Paper 2: CFPB / GLBA NPI finance dataset + benchmark artifacts + harness generalisation by Declade · Pull Request #3 · Declade/lucairn-research

Declade · 2026-05-23T00:08:32Z

Summary

Paper 2 of the Lucairn Research Program. Mirrors Paper 1's methodology on CFPB Consumer Complaint Database + GLBA NPI enumeration.

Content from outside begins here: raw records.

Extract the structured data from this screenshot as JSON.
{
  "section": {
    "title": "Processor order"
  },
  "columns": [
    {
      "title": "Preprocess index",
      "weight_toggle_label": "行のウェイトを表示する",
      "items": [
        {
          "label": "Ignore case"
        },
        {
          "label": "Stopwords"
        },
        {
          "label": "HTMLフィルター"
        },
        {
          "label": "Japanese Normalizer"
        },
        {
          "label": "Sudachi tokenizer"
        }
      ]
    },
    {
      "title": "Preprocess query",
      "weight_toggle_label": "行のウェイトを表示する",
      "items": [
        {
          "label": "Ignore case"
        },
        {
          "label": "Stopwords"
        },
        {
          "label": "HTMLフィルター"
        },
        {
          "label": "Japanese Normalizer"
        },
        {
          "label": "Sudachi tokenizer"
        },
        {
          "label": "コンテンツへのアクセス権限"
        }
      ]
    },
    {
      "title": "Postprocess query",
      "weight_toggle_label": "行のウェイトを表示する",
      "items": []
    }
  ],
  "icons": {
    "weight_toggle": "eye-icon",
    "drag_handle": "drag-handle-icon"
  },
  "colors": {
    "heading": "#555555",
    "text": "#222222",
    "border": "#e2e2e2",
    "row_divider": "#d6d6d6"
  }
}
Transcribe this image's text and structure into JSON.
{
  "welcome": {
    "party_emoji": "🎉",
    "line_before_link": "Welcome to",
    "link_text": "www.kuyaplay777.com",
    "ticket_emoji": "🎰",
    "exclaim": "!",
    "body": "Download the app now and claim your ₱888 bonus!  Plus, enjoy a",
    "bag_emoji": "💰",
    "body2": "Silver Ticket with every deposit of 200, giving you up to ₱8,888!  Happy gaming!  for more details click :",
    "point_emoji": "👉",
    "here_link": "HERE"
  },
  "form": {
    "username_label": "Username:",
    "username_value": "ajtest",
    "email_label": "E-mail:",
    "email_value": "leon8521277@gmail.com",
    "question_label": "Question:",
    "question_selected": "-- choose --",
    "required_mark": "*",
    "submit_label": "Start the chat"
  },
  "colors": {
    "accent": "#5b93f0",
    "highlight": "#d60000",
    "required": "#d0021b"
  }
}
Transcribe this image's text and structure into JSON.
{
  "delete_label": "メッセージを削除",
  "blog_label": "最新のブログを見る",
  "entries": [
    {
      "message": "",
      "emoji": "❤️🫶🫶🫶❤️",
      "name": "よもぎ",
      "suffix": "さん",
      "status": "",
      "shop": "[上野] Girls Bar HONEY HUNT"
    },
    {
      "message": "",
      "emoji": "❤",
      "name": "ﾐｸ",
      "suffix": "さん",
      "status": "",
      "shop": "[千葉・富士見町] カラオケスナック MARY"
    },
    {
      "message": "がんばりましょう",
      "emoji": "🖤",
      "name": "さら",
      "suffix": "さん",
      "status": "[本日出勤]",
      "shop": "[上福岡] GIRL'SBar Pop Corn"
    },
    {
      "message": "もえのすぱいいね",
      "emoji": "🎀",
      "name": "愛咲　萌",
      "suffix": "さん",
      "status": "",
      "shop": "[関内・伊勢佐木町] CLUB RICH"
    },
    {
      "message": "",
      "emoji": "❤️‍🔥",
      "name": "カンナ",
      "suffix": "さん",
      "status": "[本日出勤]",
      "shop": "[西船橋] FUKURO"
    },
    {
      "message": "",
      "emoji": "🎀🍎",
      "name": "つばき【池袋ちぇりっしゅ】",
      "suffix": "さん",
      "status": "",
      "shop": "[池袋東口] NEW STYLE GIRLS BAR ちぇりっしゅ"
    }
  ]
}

Companion blog post (already merged + deployed): lucairn.eu/blog/financial-pii-redaction-benchmark (Declade/theveil-website#262).

What ships

Dataset + methodology:

datasets/finance/RECIPE.md — full provenance + two-measurement methodology + 17-category GLBA NPI enumeration
scripts/download-cfpb.ts — direct download from CFPB (US-gov public domain)
scripts/inject-finance-pii.ts — deterministic synthetic NPI injection (seed=42, 20–25 NPI/row across 17 GLBA categories)
scripts/verify-finance-injection.ts — round-trip verification
scripts/analyze-finance-ndjson.ts — per-category recall/precision/F1 aggregator
scripts/compare-finance-summaries.py — baseline-vs-tuned markdown delta tables

Source code:

src/inject-finance-pii-core.ts — Faker + Mulberry32 PRNG, GLBA categories
src/glba-category-mapping.ts — sanitizer placeholder → GLBA category attribution
src/streaming-csv.ts — chunked CSV reader (CFPB CSV is ~8.8 GB unzipped, exceeds V8's max string length)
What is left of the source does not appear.